Das Ausmaß des Problems ist schwierig genau abzuschätzen, aber es ist
ganz deutlich wichtig. Wenn die Bürger nicht besser über die EU
informiert sind und sich stärker engagieren, ist die Zukunft der Union
selbst gefährdet.
Dick Roche
Die letzte Eurobarometer-Umfrage [0] vom Ende des letzten Jahres, die im
Februar
veröffentlicht wurde, zeigt zumindest, dass die Europäer offenbar immer
weniger Interesse an Europa haben. Gerade einmal 33,2 Prozent wollen an
den Wahlen zum EU-Parlament teilnehmen. 1979, als erstmals direkt
gewählt werden konnte, waren es noch 63 Prozent, 1999 immerhin noch 49
Prozent. 31,7 Prozent der Menschen in den alten Mitgliedsländern werden
"definitiv" zur Wahl gehen, in den neuen Mitgliedsländern
überraschenderweise noch weniger, nämlich gerade einmal 26 Prozent.
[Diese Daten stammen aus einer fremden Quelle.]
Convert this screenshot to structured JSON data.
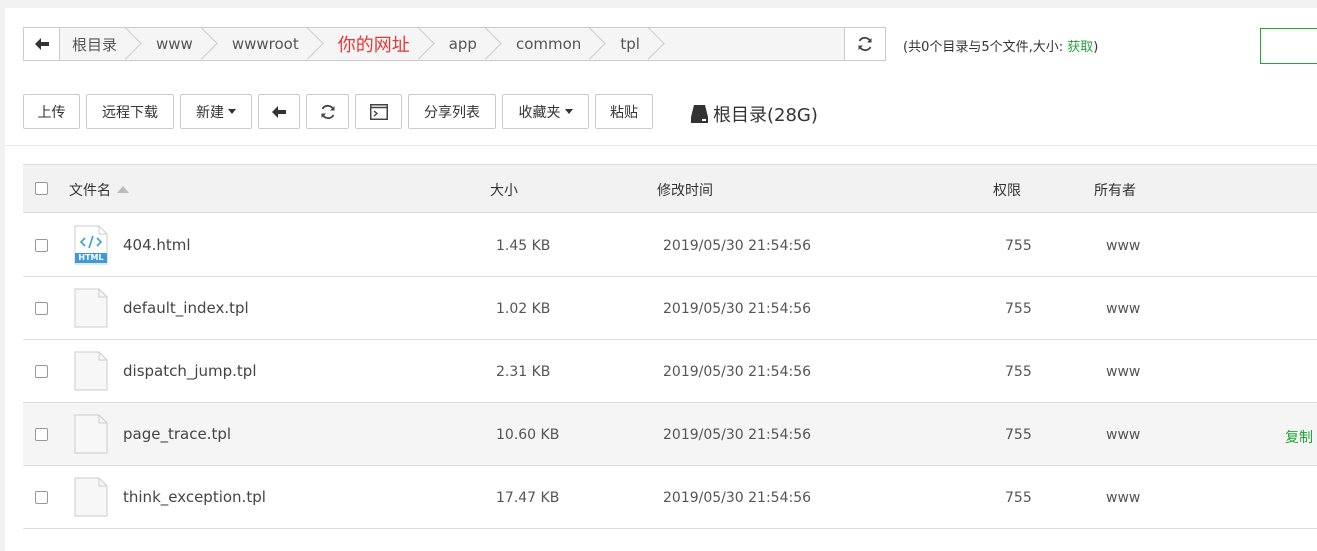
{
  "path": {
    "crumbs": [
      {
        "label": "根目录",
        "highlight": false
      },
      {
        "label": "www",
        "highlight": false
      },
      {
        "label": "wwwroot",
        "highlight": false
      },
      {
        "label": "你的网址",
        "highlight": true
      },
      {
        "label": "app",
        "highlight": false
      },
      {
        "label": "common",
        "highlight": false
      },
      {
        "label": "tpl",
        "highlight": false
      }
    ],
    "info_prefix": "(共0个目录与5个文件,大小: ",
    "info_link": "获取",
    "info_suffix": ")"
  },
  "toolbar": {
    "upload": "上传",
    "remote_download": "远程下载",
    "new": "新建",
    "share_list": "分享列表",
    "favorites": "收藏夹",
    "paste": "粘贴",
    "disk_label": "根目录(28G)"
  },
  "table": {
    "headers": {
      "name": "文件名",
      "size": "大小",
      "mtime": "修改时间",
      "perm": "权限",
      "owner": "所有者"
    },
    "rows": [
      {
        "name": "404.html",
        "size": "1.45 KB",
        "mtime": "2019/05/30 21:54:56",
        "perm": "755",
        "owner": "www",
        "icon": "html-file-icon",
        "op": ""
      },
      {
        "name": "default_index.tpl",
        "size": "1.02 KB",
        "mtime": "2019/05/30 21:54:56",
        "perm": "755",
        "owner": "www",
        "icon": "file-icon",
        "op": ""
      },
      {
        "name": "dispatch_jump.tpl",
        "size": "2.31 KB",
        "mtime": "2019/05/30 21:54:56",
        "perm": "755",
        "owner": "www",
        "icon": "file-icon",
        "op": ""
      },
      {
        "name": "page_trace.tpl",
        "size": "10.60 KB",
        "mtime": "2019/05/30 21:54:56",
        "perm": "755",
        "owner": "www",
        "icon": "file-icon",
        "op": "复制"
      },
      {
        "name": "think_exception.tpl",
        "size": "17.47 KB",
        "mtime": "2019/05/30 21:54:56",
        "perm": "755",
        "owner": "www",
        "icon": "file-icon",
        "op": ""
      }
    ],
    "html_badge": "HTML"
  },
  "colors": {
    "accent": "#20a53a",
    "highlight_crumb": "#e53935",
    "html_icon": "#3d9bd7"
  }
}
Zurückgehende Beteiligung an europäischen Wahlen, negative
Berichterstattung in den Medien und geringer werdende Zustimmung in den
Umfragen legen nahe, dass die EU kein positives Image mehr hat.
Dick Roche
Ganz so dramatisch ist der Befund allerdings nicht, abgesehen von der
Wahlapathie, die aber auch mit der noch mangelnden Demokratie auf
EU-Ebene zu tun hat. Zwar ist bei den Menschen das Vertrauen in die EU
auf 41 Prozent gefallen, aber das Vertrauen in die nationalen
Regierungen liegt mit 31 Prozent noch tiefer. Noch schlechter steht es
um die politischen Parteien, denen gerade einmal 15 Prozent Vertrauen
entgegenbringen. In Deutschland und Großbritannien sagen am wenigsten
von sich, sie seien stolz, Europäer zu sein, ganz vorne liegen hier
Italiener, Iren, Spanier, Letten und Finnen. Die Deutschen sind
allerdings auch am wenigstens stolz darauf, Deutsche zu sein. Beim
Nationalstolz liegen die Griechen ganz vorne, gefolgt von den Finnen,
Iren, Italienern und Spaniern.
Was die Medien betrifft, sagen 41 Prozent die Berichterstattung über
die EU sei objektiv, 23 Prozent sind aber der Meinung, sie sei zu
positiv. Interessant ist, dass die Mehrzahl der Befragten dem Radio
(62%) und dem Fernsehen mehr vertraut als der Presse (44%), wobei es
hier teilweise erhebliche Schwankungen gibt. So haben nur 17 Prozent
der Briten Vertrauen in die Presse, während die Franzosen hier mit 58%
ganz vorne liegen Die Meisten nutzen das Fernsehen (66%), um sich über
die EU zu informieren, dann kommen Tageszeitungen (46%) und das Radio
(31%). Das Internet rangiert mit 16 Prozent noch relativ weit hinten.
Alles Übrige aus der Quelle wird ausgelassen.